Deputada: Governo afrontou liberdade de expressão com decreto das big techs

Congressistas da oposição apresentaram ao menos 24 PDLs (Projetos de Decreto Legislativo) com o objetivo de derrubar dois decretos assinados pelo Planalto que regulam as big techs no Brasil. Além dos decretos, quatro projetos de lei sancionados pelo presidente Luiz Inácio Lula da Silva (PT) também são questionados pelos parlamentares.

Em entrevista à CNN, a deputada federal Adriana Ventura (Novo-SP) defendeu as iniciativas e afirmou que o governo extrapolou seus limites ao tentar regulamentar as plataformas digitais por meio de decretos.

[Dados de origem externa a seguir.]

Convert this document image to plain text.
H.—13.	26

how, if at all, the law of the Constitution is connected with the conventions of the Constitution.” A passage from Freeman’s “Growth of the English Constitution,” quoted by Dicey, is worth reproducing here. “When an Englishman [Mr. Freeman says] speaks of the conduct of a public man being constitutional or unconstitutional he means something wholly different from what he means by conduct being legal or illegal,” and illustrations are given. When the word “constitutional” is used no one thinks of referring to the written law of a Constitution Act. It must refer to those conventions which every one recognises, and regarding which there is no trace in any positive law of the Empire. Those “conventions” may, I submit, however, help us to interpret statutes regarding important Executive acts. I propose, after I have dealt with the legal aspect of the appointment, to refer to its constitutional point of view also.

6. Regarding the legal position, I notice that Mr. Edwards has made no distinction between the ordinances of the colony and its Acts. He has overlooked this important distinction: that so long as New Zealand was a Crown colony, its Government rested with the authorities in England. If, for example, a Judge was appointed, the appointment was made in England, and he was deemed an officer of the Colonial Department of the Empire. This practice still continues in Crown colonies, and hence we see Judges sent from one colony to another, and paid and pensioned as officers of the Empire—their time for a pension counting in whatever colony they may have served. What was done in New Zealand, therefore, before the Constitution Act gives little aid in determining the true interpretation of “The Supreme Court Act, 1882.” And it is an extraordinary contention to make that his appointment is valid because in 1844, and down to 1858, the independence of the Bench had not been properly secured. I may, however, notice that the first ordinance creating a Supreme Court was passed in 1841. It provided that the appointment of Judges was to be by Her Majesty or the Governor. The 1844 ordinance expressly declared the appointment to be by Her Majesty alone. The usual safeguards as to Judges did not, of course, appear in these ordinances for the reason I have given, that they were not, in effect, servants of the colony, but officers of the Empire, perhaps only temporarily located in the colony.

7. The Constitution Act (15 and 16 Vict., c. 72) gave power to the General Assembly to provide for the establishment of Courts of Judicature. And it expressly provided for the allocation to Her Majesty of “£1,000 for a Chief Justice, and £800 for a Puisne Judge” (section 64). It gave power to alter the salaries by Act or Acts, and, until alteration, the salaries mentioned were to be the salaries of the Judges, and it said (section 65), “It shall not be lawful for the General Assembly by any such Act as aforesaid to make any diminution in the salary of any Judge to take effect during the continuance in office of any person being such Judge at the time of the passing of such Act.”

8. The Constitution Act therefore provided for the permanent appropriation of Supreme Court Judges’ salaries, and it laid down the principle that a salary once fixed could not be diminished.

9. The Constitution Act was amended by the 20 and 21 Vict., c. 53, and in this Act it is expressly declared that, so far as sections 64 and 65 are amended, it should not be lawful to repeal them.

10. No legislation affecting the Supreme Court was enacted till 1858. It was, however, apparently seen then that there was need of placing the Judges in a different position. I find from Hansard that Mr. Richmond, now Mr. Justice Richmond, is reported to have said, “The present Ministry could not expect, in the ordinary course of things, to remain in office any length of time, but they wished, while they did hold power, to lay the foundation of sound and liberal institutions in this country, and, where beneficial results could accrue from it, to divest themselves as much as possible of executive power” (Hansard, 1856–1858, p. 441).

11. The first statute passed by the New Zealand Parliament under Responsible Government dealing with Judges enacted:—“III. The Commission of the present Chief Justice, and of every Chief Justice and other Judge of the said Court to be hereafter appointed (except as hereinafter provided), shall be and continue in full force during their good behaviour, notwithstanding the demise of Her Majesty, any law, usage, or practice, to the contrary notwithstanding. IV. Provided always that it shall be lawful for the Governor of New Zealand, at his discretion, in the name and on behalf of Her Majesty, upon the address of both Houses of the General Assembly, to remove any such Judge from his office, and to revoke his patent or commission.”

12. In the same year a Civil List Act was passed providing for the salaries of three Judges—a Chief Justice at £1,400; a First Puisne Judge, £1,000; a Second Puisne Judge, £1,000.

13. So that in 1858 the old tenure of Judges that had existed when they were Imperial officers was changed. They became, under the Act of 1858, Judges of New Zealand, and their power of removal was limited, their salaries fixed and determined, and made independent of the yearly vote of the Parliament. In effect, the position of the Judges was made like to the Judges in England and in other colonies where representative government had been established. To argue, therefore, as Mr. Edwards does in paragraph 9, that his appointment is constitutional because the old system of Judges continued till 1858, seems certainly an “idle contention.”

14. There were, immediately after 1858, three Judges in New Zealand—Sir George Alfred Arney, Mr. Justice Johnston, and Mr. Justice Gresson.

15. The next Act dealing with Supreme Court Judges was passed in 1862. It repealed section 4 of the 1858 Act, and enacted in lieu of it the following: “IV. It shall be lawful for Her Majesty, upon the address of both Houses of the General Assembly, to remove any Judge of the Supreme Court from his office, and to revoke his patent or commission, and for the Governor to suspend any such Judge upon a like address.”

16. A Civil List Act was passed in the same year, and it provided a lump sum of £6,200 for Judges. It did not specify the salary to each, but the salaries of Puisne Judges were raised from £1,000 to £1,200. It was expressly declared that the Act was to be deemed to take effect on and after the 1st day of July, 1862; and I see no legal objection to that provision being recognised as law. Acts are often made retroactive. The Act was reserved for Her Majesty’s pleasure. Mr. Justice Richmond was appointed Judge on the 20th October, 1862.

Para Adriana, a mobilização da oposição não representa uma disputa política ordinária, mas uma reação a uma ação do Executivo que, em sua avaliação, afronta diretamente a liberdade de expressão.

“Isso não tem nada a ver com ser oposição. O que está acontecendo aqui é a oposição se insurgindo contra o governo extrapolando as suas funções”, afirmou a deputada.

Críticas aos decretos e ao papel do Executivo

A parlamentar argumentou que os decretos criam obrigações tanto para as plataformas quanto para os cidadãos, gerando insegurança jurídica. Segundo ela, as medidas foram adotadas sem respaldo legal adequado, uma vez que o tema ainda não foi regulamentado por lei aprovada pelo Congresso Nacional.

“É uma perfeita afronta à liberdade de expressão, porque isso não tem lei. O governo está passando por cima de algo que não tem lei”, declarou.

A deputada também criticou o que descreveu como uma expansão indevida de poderes da ANPD (Autoridade Nacional de Proteção de Dados) e da AGU (Advocacia-Geral da União). Na sua visão, os decretos concedem à ANPD poderes de fiscalização e notificação que extrapolam suas atribuições originais, e abrem brechas para que a AGU atue como uma espécie de “procuradoria da verdade”.

“A gente não pode dar o poder para o Estado, qualquer que seja o Estado, de invadir e decidir o que é verdade ou não”, disse.

Risco de autocensura e debate sobre democracia

Adriana Ventura (Novo-SP) alertou para o risco de autocensura entre os cidadãos diante da incerteza sobre o que pode ou não ser dito nas plataformas digitais. Para ela, o uso da defesa da democracia como justificativa para restringir opiniões representa uma contradição.

“Que democracia fica de pé se não aceita a crítica? Democracia não se protege diminuindo liberdade”, afirmou a parlamentar.

Questionada sobre a possibilidade de o Congresso debater o tema de forma estruturada após uma eventual derrubada dos decretos, Adriana Ventura reconheceu que a Casa legislativa esteve dividida e optou por não agir anteriormente.

Ela pontuou, no entanto, que a inação do Congresso não autoriza nem o Executivo nem o STF (Supremo Tribunal Federal) a legislar sobre o assunto.

“Isso tem que passar no Congresso, virar lei, para depois o Executivo poder executar. Esse debate tem que acontecer à luz do dia, no Parlamento, e não por decisão do Executivo”, concluiu.